> On 16 Aug 2016, at 15:49, Xiaodi Wu via swift-evolution 
> <swift-evolution@swift.org> wrote:
> 
> I can see the use case, but it'd be annoying (or, impossible) to work around 
> if I intend to call `end` by passing it to a helper function in another 
> (let's say, precompiled) module. There's no way for the compiler to inspect 
> that `end` is always called by that other module, and if calling `end` twice 
> causes bad things to happen, I'm totally out of luck. You'd need a companion 
> annotation to pass along the requirement to the callee, or some sort of 
> force-unrequire, but the latter can't have teeth (i.e. can't enforce at 
> runtime) if the closure is escaping.
> On Tue, Aug 16, 2016 at 08:39 James Campbell via swift-evolution 
> <swift-evolution@swift.org <mailto:swift-evolution@swift.org>> wrote:
> It would be handy if a callback could be marked as required with an optional 
> descriptive message i.e
> 
> class BackgroundTask {
>  func run(end: @required("You must call end otherwise iOS will penalise your 
> app for being a bad citizen") () -> Void) 
> }
> 
> That was the developer can comunicate the bad things that can happen if this 
> callback isn't called such as iOS peanlizing them for not ending a background 
> task or perhaps memory leaks caused by clean up code unable to be triggered.
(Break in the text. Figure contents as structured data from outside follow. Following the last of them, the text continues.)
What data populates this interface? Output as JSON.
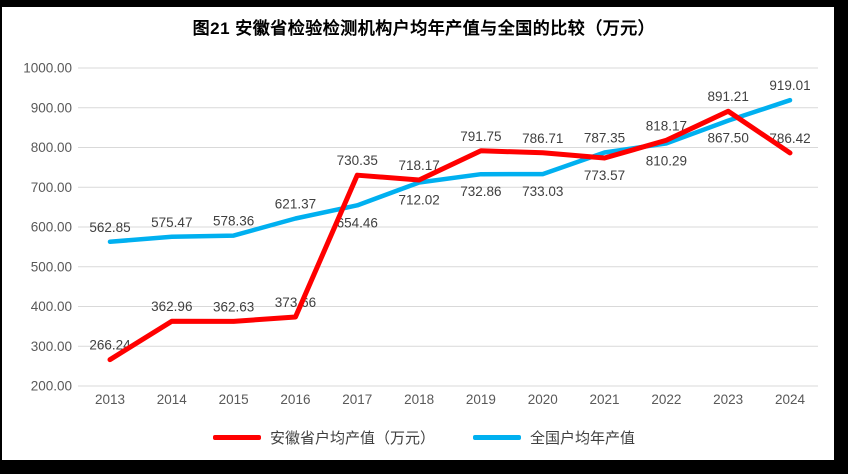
{
  "title": "图21 安徽省检验检测机构户均年产值与全国的比较（万元）",
  "chart_data": {
    "type": "line",
    "x": [
      "2013",
      "2014",
      "2015",
      "2016",
      "2017",
      "2018",
      "2019",
      "2020",
      "2021",
      "2022",
      "2023",
      "2024"
    ],
    "series": [
      {
        "name": "安徽省户均产值（万元）",
        "color": "#FF0000",
        "values": [
          266.24,
          362.96,
          362.63,
          373.66,
          730.35,
          718.17,
          791.75,
          786.71,
          773.57,
          818.17,
          891.21,
          786.42
        ],
        "label_positions": [
          "above",
          "above",
          "above",
          "above",
          "above",
          "above",
          "above",
          "above",
          "below",
          "above",
          "above",
          "above"
        ]
      },
      {
        "name": "全国户均年产值",
        "color": "#00B0F0",
        "values": [
          562.85,
          575.47,
          578.36,
          621.37,
          654.46,
          712.02,
          732.86,
          733.03,
          787.35,
          810.29,
          867.5,
          919.01
        ],
        "label_positions": [
          "above",
          "above",
          "above",
          "above",
          "below",
          "below",
          "below",
          "below",
          "above",
          "below",
          "below",
          "above"
        ]
      }
    ],
    "ylim": [
      200,
      1000
    ],
    "y_tick_step": 100,
    "y_tick_labels": [
      "1000.00",
      "900.00",
      "800.00",
      "700.00",
      "600.00",
      "500.00",
      "400.00",
      "300.00",
      "200.00"
    ],
    "grid": true,
    "legend_position": "bottom",
    "value_decimals": 2,
    "colors": {
      "gridline": "#D9D9D9",
      "axis_tick_text": "#595959",
      "data_label_text": "#404040",
      "title_text": "#000000",
      "frame": "#000000",
      "background": "#FFFFFF"
    }
  }
}
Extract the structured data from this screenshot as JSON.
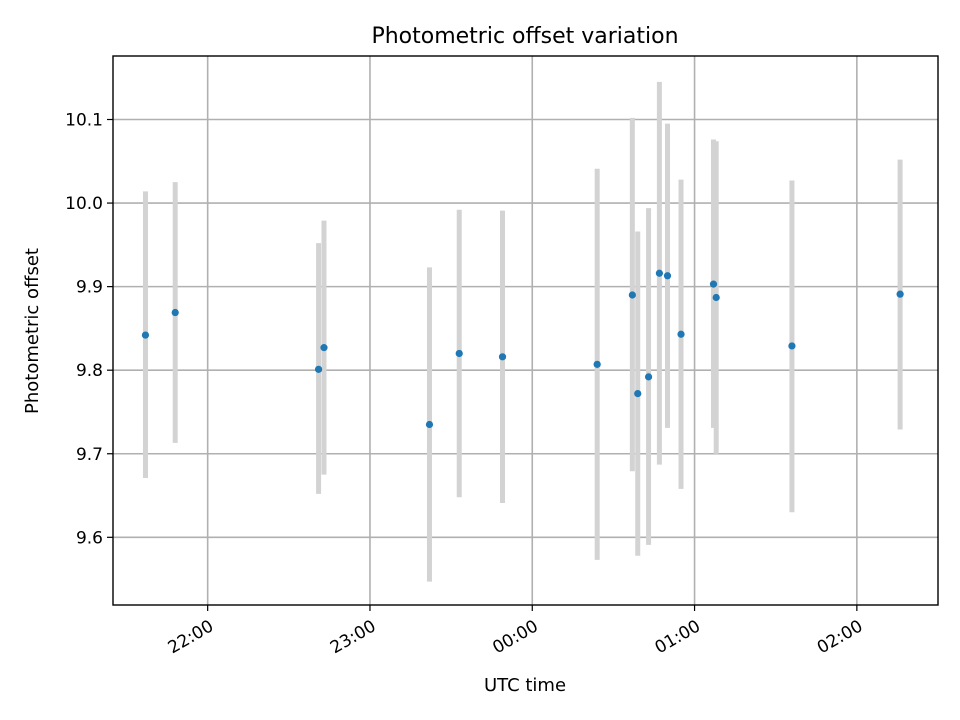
{
  "chart_data": {
    "type": "scatter",
    "title": "Photometric offset variation",
    "xlabel": "UTC time",
    "ylabel": "Photometric offset",
    "x_ticks": [
      "22:00",
      "23:00",
      "00:00",
      "01:00",
      "02:00"
    ],
    "x_tick_times": [
      "2024-01-01T22:00",
      "2024-01-01T23:00",
      "2024-01-02T00:00",
      "2024-01-02T01:00",
      "2024-01-02T02:00"
    ],
    "xlim": [
      "2024-01-01T21:25",
      "2024-01-02T02:30"
    ],
    "y_ticks": [
      9.6,
      9.7,
      9.8,
      9.9,
      10.0,
      10.1
    ],
    "ylim": [
      9.519,
      10.176
    ],
    "grid": true,
    "point_color": "#1f77b4",
    "errorbar_color": "#d3d3d3",
    "points": [
      {
        "t": "2024-01-01T21:37",
        "y": 9.842,
        "lo": 9.671,
        "hi": 10.014
      },
      {
        "t": "2024-01-01T21:48",
        "y": 9.869,
        "lo": 9.713,
        "hi": 10.025
      },
      {
        "t": "2024-01-01T22:41",
        "y": 9.801,
        "lo": 9.652,
        "hi": 9.952
      },
      {
        "t": "2024-01-01T22:43",
        "y": 9.827,
        "lo": 9.675,
        "hi": 9.979
      },
      {
        "t": "2024-01-01T23:22",
        "y": 9.735,
        "lo": 9.547,
        "hi": 9.923
      },
      {
        "t": "2024-01-01T23:33",
        "y": 9.82,
        "lo": 9.648,
        "hi": 9.992
      },
      {
        "t": "2024-01-01T23:49",
        "y": 9.816,
        "lo": 9.641,
        "hi": 9.991
      },
      {
        "t": "2024-01-02T00:24",
        "y": 9.807,
        "lo": 9.573,
        "hi": 10.041
      },
      {
        "t": "2024-01-02T00:37",
        "y": 9.89,
        "lo": 9.679,
        "hi": 10.102
      },
      {
        "t": "2024-01-02T00:39",
        "y": 9.772,
        "lo": 9.578,
        "hi": 9.966
      },
      {
        "t": "2024-01-02T00:43",
        "y": 9.792,
        "lo": 9.591,
        "hi": 9.994
      },
      {
        "t": "2024-01-02T00:47",
        "y": 9.916,
        "lo": 9.687,
        "hi": 10.145
      },
      {
        "t": "2024-01-02T00:50",
        "y": 9.913,
        "lo": 9.731,
        "hi": 10.095
      },
      {
        "t": "2024-01-02T00:55",
        "y": 9.843,
        "lo": 9.658,
        "hi": 10.028
      },
      {
        "t": "2024-01-02T01:07",
        "y": 9.903,
        "lo": 9.731,
        "hi": 10.076
      },
      {
        "t": "2024-01-02T01:08",
        "y": 9.887,
        "lo": 9.7,
        "hi": 10.074
      },
      {
        "t": "2024-01-02T01:36",
        "y": 9.829,
        "lo": 9.63,
        "hi": 10.027
      },
      {
        "t": "2024-01-02T02:16",
        "y": 9.891,
        "lo": 9.729,
        "hi": 10.052
      }
    ]
  }
}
Could this not just behave in the same way as @noescape, in which case you can 
pass the closure on to other functions so long as they also have the @noescape 
attribute? In this case passing it as a parameter to another method with the 
@required attribute would be equivalent to calling it directly (since you know 
the other method must eventually call it).